Este objeto que Tarallo menciona é a língua falada. O vernáculo é a base para a análise sociolinguística; esta deve ser coletada no seu momento natural da fala, ou seja, sem a preocupação dos falantes com os enunciados. O autor afirma que é preciso coletar uma enorme quantidade de dados, pois o modelo da pesquisa é de natureza quantitativa.
Para Tarallo, a metodologia que o pesquisador deve usar na coleta dos dados é participar diretamente na conversação, dessa forma o sociolinguísta poderá controlar os tópicos de conversa em que esteja interessado. Ele também utilizará o método da observação no momento de adentrar na comunidade de falantes, uma vez que, precisa analisá-la como um todo. Para a coleta dos dados, o sociolinguísta poderá usar o gravador, mas deve ter cuidado para que seus informantes não prestem atenção à sua própria maneira de falar. O pesquisador deverá tentar neutralizar a força exercida pelo aparelho. Para atingir seus propósitos metodológicos, pode-se criar um questionário, ou pedir para que os informantes narrem uma situação vivida, assim, não se preocupará com a forma da sua fala.

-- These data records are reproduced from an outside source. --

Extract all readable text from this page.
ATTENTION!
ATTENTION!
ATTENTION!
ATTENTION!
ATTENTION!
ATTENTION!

“A pesquisa sociolinguística” apresenta algumas dicas importantes para o pesquisador, no momento de coletar dados: Nunca deixar claro que seu objetivo é estudar a língua; Esclarecer ao informante que a fita gravada poderá ser inutilizada caso ele queira; Tentar minimizar seu efeito negativo dentro da comunidade; Entrar na comunidade a partir de terceiros; A amostragem deverá ser aleatória; Entrevistar pessoas nascidas naquelas comunidades ou que morem ali desde os cinco anos de idades; O tamanho da amostra irá depender da natureza linguística da variável a ser estudada.

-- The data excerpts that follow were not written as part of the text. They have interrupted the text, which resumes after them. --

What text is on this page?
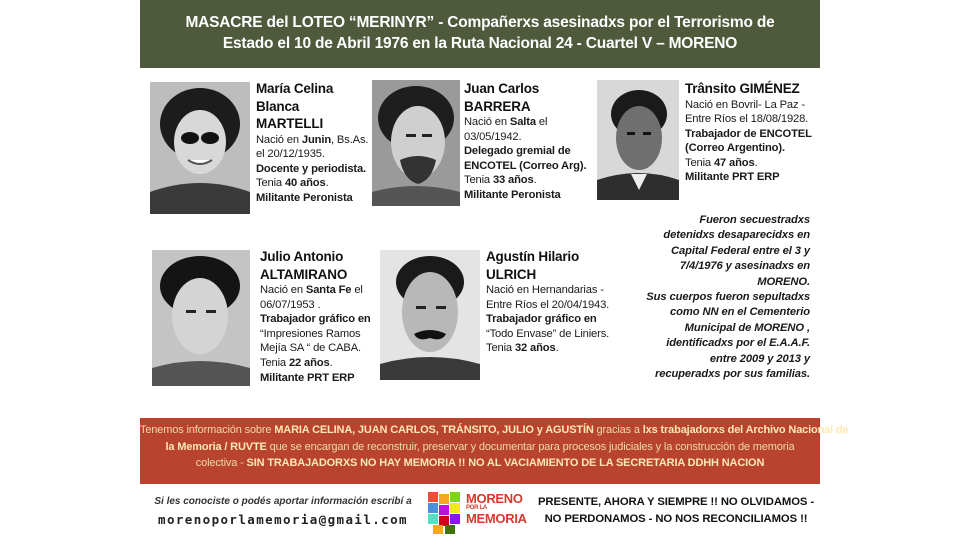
MASACRE del LOTEO “MERINYR” - Compañerxs asesinadxs por el Terrorismo de
Estado el 10 de Abril 1976 en la Ruta Nacional 24 - Cuartel V – MORENO
María Celina
Blanca
MARTELLI
Nació en Junin, Bs.As.
el 20/12/1935.
Docente y periodista.
Tenia 40 años.
Militante Peronista
Juan Carlos
BARRERA
Nació en Salta el
03/05/1942.
Delegado gremial de
ENCOTEL (Correo Arg).
Tenia 33 años.
Militante Peronista
Trânsito GIMÉNEZ
Nació en Bovril- La Paz -
Entre Ríos el 18/08/1928.
Trabajador de ENCOTEL
(Correo Argentino).
Tenia 47 años.
Militante PRT ERP
Julio Antonio
ALTAMIRANO
Nació en Santa Fe el
06/07/1953 .
Trabajador gráfico en
“Impresiones Ramos
Mejía SA “ de CABA.
Tenia 22 años.
Militante PRT ERP
Agustín Hilario
ULRICH
Nació en Hernandarias -
Entre Ríos el 20/04/1943.
Trabajador gráfico en
“Todo Envase” de Liniers.
Tenia 32 años.
Fueron secuestradxs
detenidxs desaparecidxs en
Capital Federal entre el 3 y
7/4/1976 y asesinadxs en
MORENO.
Sus cuerpos fueron sepultadxs
como NN en el Cementerio
Municipal de MORENO ,
identificadxs por el E.A.A.F.
entre 2009 y 2013 y
recuperadxs por sus familias.
Tenemos información sobre MARIA CELINA, JUAN CARLOS, TRÁNSITO, JULIO y AGUSTÍN gracias a lxs trabajadorxs del Archivo Nacional de
la Memoria / RUVTE que se encargan de reconstruir, preservar y documentar para procesos judiciales y la construcción de memoria
colectiva - SIN TRABAJADORXS NO HAY MEMORIA !! NO AL VACIAMIENTO DE LA SECRETARIA DDHH NACION
Si les conociste o podés aportar información escribí a
morenoporlamemoria@gmail.com
MORENO
POR LA
MEMORIA
PRESENTE, AHORA Y SIEMPRE !! NO OLVIDAMOS -
NO PERDONAMOS - NO NOS RECONCILIAMOS !!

Na segunda instância da variação linguística, Tarallo (1990) estabelece um panorama de identificação do valor dado às variantes, pelos falantes dos grupos, perpassando pela etapa de análise das armas sociolinguísticas de que dispõe cada variante. Os informantes de pesquisas dessa natureza são classificados conforme a avaliação que fazem, ou seja, classificam a variação no meio social como positiva, neutra ou negativa.
Nota-se a presença de estratégias de identificação do material do corpus para que a pesquisa sociolinguística apresente apenas os dados coletados do vernáculo. Fazem dessa estratégia, as comparações no desempenho dos falantes no momento da entrevista. Para o autor, o estilo espontâneo é caracterizado como vernáculo; e material não-vernáculo, o estilo de entrevista. A avaliação das variantes pode ser realizada pelos próprios informantes por meio de testes sociolingüísticos, o que, segundo Tarallo, acarretará em uma pesquisa tridimensional e mais elaborada, partindo de testes de percepção e produção.
Para cada situação de pesquisa, Tarallo fornece exemplos que situam o leitor em como devem proceder na realização prática do desenvolvimento dos dados para alcançar um diagnóstico e a partir disso, o pesquisador poderá analisar qual das variantes não-padrão é a mais estigmatizada. Há ainda, a possibilidade de inserir, a partir dos dados coletados, uma quarta dimensão de análise.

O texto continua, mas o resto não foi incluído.